In contrast, starting from the assumption of having strictly finite computing power is like when E.T. Jaynes starts from the assumption of having finite sample data, finite log-odds, countable hypotheses, etc.: we assume what must necessarily be true in reality to start with, and then analyze the infinite case as passing to the limit of some finite number. Pascal’s Mugging is solvable this way using normal computational Bayesian statistical techniques, for instance, if we assume that we can sample outcomes from our hypothesis distribution.
Ohoho! Well, actually Nate, as I personally subscribe to the bounded-rationality school of thinking, and I do actually think this has implications for AI safety. Specifically: as the agent acquires more resources (speed and memory), it can handle larger problems and enlarge its impact on the world, so to make a bounded-rational agent safe, we should, hypothetically, be able to state safety properties explicitly in terms of how much cognitive stuff (philosophically, it all adds up to different ingredients to that magic word “intelligence”) the agent has.
With some kind of framework like that, we’d be able to state and prove safety theorems in the form of, “This design will grow increasingly uncertain about its value function as it grows its cognitive resources, and act more cautiously until receiving more training, and we have some analytic bound telling us exactly how fast this fall-off will happen.” I can even imagine it running along the simple lines of, “As the agent’s model of the world grows more complicated, the entropy/Kolmogorov complexity of that model penalizes hypotheses about the learned value function, thus causing the agent to grow increasingly passive and wait for value training as it learns and grows.”

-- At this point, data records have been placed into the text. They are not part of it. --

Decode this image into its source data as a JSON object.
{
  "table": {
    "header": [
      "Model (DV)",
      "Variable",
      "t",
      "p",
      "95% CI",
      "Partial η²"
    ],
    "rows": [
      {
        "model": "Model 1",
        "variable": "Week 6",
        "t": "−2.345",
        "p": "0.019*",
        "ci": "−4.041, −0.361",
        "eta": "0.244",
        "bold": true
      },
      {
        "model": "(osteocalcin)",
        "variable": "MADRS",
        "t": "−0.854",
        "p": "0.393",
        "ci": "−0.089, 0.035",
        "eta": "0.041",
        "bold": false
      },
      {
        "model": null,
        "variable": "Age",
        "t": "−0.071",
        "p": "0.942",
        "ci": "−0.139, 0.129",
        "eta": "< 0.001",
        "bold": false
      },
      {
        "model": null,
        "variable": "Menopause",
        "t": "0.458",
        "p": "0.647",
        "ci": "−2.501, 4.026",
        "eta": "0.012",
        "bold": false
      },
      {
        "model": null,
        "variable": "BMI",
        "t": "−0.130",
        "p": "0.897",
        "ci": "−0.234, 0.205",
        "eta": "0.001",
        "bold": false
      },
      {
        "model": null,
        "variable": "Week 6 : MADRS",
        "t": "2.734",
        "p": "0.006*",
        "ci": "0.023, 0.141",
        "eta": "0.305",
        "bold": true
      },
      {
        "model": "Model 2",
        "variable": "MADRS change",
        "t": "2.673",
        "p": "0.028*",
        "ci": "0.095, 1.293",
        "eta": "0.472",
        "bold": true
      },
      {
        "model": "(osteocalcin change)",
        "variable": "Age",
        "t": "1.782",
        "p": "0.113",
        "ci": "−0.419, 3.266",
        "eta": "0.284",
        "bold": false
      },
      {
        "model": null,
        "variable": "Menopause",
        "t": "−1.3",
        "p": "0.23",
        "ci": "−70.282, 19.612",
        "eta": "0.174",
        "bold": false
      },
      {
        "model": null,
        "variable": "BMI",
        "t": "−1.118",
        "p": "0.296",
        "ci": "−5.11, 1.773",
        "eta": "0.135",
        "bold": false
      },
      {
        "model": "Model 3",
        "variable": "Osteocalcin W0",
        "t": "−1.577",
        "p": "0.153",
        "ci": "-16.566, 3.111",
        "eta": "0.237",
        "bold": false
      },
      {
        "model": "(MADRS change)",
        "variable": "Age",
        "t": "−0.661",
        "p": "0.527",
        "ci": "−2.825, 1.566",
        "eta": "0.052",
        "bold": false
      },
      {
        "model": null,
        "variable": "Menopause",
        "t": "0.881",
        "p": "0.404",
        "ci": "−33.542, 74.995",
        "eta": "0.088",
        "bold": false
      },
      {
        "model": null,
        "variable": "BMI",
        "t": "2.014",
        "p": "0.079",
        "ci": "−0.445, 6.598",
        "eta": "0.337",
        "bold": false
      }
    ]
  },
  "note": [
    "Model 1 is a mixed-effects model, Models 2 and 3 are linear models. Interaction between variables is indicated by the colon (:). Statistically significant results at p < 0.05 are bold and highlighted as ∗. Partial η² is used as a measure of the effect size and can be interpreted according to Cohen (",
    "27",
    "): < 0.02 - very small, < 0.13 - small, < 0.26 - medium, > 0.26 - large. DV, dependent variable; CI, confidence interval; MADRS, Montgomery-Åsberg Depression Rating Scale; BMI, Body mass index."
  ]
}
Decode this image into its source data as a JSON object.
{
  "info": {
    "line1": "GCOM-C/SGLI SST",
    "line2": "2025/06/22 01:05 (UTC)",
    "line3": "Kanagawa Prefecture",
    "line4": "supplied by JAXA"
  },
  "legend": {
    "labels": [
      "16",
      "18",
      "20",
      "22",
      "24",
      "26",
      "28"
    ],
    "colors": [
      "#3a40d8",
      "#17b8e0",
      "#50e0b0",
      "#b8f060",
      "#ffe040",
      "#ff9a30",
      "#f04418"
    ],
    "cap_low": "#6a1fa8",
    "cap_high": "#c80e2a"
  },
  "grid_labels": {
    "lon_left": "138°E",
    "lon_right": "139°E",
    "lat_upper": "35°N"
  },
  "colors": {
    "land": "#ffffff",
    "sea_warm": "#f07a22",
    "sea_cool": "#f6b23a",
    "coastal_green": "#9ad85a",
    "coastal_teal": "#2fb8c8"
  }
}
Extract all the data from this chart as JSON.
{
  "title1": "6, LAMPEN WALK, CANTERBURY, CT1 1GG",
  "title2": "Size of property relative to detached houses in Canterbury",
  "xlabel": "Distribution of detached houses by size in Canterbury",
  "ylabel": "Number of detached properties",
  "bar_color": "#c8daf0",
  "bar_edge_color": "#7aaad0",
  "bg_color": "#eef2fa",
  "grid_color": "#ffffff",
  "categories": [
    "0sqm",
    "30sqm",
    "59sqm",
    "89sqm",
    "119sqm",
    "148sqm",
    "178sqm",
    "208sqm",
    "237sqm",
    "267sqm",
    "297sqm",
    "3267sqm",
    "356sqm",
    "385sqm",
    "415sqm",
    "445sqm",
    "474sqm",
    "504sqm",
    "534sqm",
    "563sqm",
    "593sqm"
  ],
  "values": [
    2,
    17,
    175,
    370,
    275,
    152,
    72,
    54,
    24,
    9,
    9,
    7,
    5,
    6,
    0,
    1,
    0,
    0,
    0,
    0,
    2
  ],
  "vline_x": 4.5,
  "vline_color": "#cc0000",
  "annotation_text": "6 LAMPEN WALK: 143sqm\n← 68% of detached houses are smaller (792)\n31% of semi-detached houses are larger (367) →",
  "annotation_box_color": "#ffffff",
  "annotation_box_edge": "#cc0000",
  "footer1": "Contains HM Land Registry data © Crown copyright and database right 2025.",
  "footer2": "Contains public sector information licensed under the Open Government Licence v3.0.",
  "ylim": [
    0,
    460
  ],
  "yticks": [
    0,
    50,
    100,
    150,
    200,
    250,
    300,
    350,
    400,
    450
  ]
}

This requires a framework for normative uncertainty that formalizes acting cautiously when under value-uncertainty, but didn’t someone publish a thesis on that at Oxford a year or two ago?
Can I laugh maniacally at least a little bit now?
Well, as jacob_cannell pointed out, feeding more compute-power to a bounded-rational agent ought to make it enlarge its models in terms of theory-depth, theory-preorder-connectedness, variance-explanation, and time-horizon. In very short: the branching factors and the hypothesis class get larger, making it harder to learn (if we’re thinking about statistical learning theory).
There’s also the specific issue of assuming Turing-machine-level compute power, assuming that “available compute steps” and “available memory” is an unbounded but finite natural number. Since you’ve not bounded the number, it’s effectively infinite, which of course means that two agents, each of which is “programmed” as a Turing-machine with Turing-machine resources rather than strictly finite resources, can’t reason about each-other: either one would need ordinal numbers to think about what the other (or itself) can do, but actually using ordinal numbers in that analysis would be necessarily wrong (in that neither actually possesses a Turing Oracle, which is equivalent to having w_0 steps of computation).
So you get a bunch of paradox theorems making your job a lot harder.
In contrast, starting from the assumption of having strictly finite computing power is like when E.T. Jaynes starts from the assumption of having finite sample data, finite log-odds, countable hypotheses, etc.: we assume what must necessarily be true in reality to start with, and then analyze the infinite case as passing to the limit of some finite number. Pascal’s Mugging is solvable this way using normal computational Bayesian statistical techniques, for instance, if we assume that we can sample outcomes from our hypothesis distribution.